Ему не следовало упоминать свою прабабку.
Ясновидение было её даром. Некоторые называли её ведьмой. Серьёзно? Гак, ради всего святого, она не была псайкером! Единственное, что могла бедная старая женщина… так это видеть то, чего не видели другие. А теперь и Авгун мог, будучи седьмым сыном седьмого сына, как всегда уверяла его бабушка.
Так было не всегда. Но потом случился Сайренхольм. Оказаться так близко под чёрным крылом смерти и вернуться обратно… это оставляет след в душе человека. Это его разбудило. Это открыло его чувства.
Открыло ему глаза.
Но записка – это совсем другое дело. Сорик чувствовал, как сердце замирает, когда он думал об этом.
Как он догадался? Как он смог написать себе об этом?
— Отходим, — сказал он своим людям, и приказ передали остальным. Сегодня на 292-ой шадикцев больше не будет.
Сорик понял, что знает это наверняка. Но почему?
Он испугался, внезапно испугался по-настоящему.
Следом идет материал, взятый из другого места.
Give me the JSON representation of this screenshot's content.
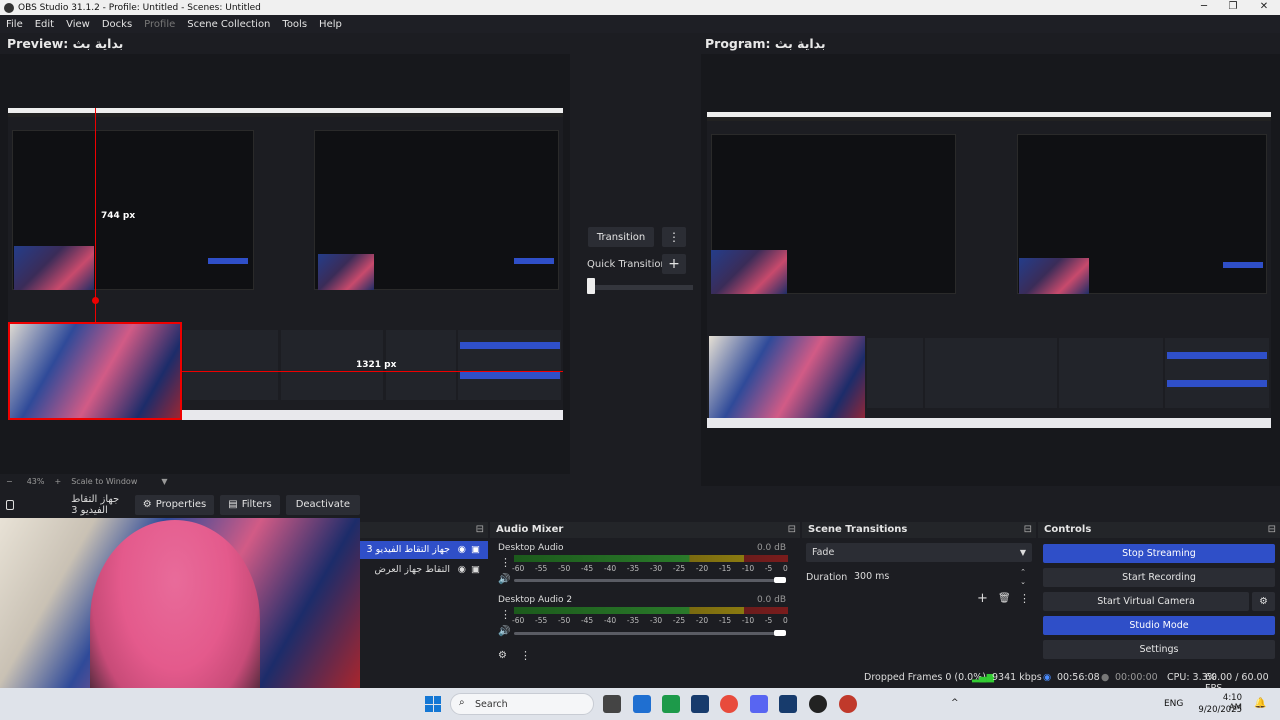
{
  "window": {
    "title": "OBS Studio 31.1.2 - Profile: Untitled - Scenes: Untitled",
    "minimize": "─",
    "maximize": "❐",
    "close": "✕"
  },
  "menu": {
    "file": "File",
    "edit": "Edit",
    "view": "View",
    "docks": "Docks",
    "profile": "Profile",
    "scene_collection": "Scene Collection",
    "tools": "Tools",
    "help": "Help"
  },
  "preview": {
    "title": "Preview: بداية بث",
    "measure_v": "744 px",
    "measure_h": "1321 px"
  },
  "program": {
    "title": "Program: بداية بث"
  },
  "transition_panel": {
    "transition_label": "Transition",
    "quick_transitions_label": "Quick Transitions",
    "more": "⋮",
    "add": "+"
  },
  "zoom": {
    "minus": "−",
    "level": "43%",
    "plus": "+",
    "scale_label": "Scale to Window",
    "caret": "▼"
  },
  "source_bar": {
    "source_name": "جهاز التقاط الفيديو 3",
    "properties": "Properties",
    "filters": "Filters",
    "deactivate": "Deactivate"
  },
  "scenes": {
    "items": [
      {
        "label": "جهاز التقاط الفيديو 3",
        "selected": true
      },
      {
        "label": "التقاط جهاز العرض",
        "selected": false
      }
    ]
  },
  "audio_mixer": {
    "title": "Audio Mixer",
    "channels": [
      {
        "name": "Desktop Audio",
        "db": "0.0 dB"
      },
      {
        "name": "Desktop Audio 2",
        "db": "0.0 dB"
      }
    ],
    "ticks": [
      "-60",
      "-55",
      "-50",
      "-45",
      "-40",
      "-35",
      "-30",
      "-25",
      "-20",
      "-15",
      "-10",
      "-5",
      "0"
    ]
  },
  "scene_transitions": {
    "title": "Scene Transitions",
    "type": "Fade",
    "duration_label": "Duration",
    "duration_value": "300 ms"
  },
  "controls": {
    "title": "Controls",
    "stop_streaming": "Stop Streaming",
    "start_recording": "Start Recording",
    "start_virtual_camera": "Start Virtual Camera",
    "studio_mode": "Studio Mode",
    "settings": "Settings"
  },
  "status": {
    "dropped_frames": "Dropped Frames 0 (0.0%)",
    "bitrate": "9341 kbps",
    "stream_time": "00:56:08",
    "record_time": "00:00:00",
    "cpu": "CPU: 3.3%",
    "fps": "60.00 / 60.00 FPS"
  },
  "taskbar": {
    "search_placeholder": "Search",
    "language": "ENG",
    "time": "4:10 AM",
    "date": "9/20/2025",
    "caret": "^"
  },
  "colors": {
    "accent_blue": "#2f4fc8",
    "background": "#1c1d22",
    "preview_bg": "#17181c",
    "selection_red": "#e00000"
  }
}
Он прохромал обратно в свой блиндаж, игнорируя призывы и вопросы своих людей.
— Вивво?
— Босс?
— Займись ими, — сказал он и опустил химзащитный полог за собой.
В тусклом свете лампы он сел за маленький столик из грубых досок. Латунная гильза для посланий стояла тут как тут, отбрасывая короткую резкую тень. Обрывка синей бумаги не было.
Сорик глубоко вдохнул, крепко вцепившись в край стола своими узловатыми руками. Выпить.
Это должно помочь.
Он встал и поковылял к полке. Прицел, обоймы, свечи… «запасная бутылка с водой».
Гаунт сказал, что будет расстреливать за пьянку при исполнении служебных обязанностей.
За исключением особых случаев.
Этот случай, без сомнения, был особым.
Сорик откупорил фляжку руками, которые дрожали сильнее, чем ему хотелось бы, и замахнул сакры. Старина Брагг снабжал его всем необходимым. Сорику понравился танитский ликёр. Кто достанет ему сакры теперь, когда Брагга не стало?
На полке рядом с фляжкой лежала синяя папка для депеш. Сорик подумал о том, чтобы взять её, но вместо этого отхлебнул ещё. Зерновой спирт обжигал нутро. Ему стало лучше. Он снова взглянул на блокнот.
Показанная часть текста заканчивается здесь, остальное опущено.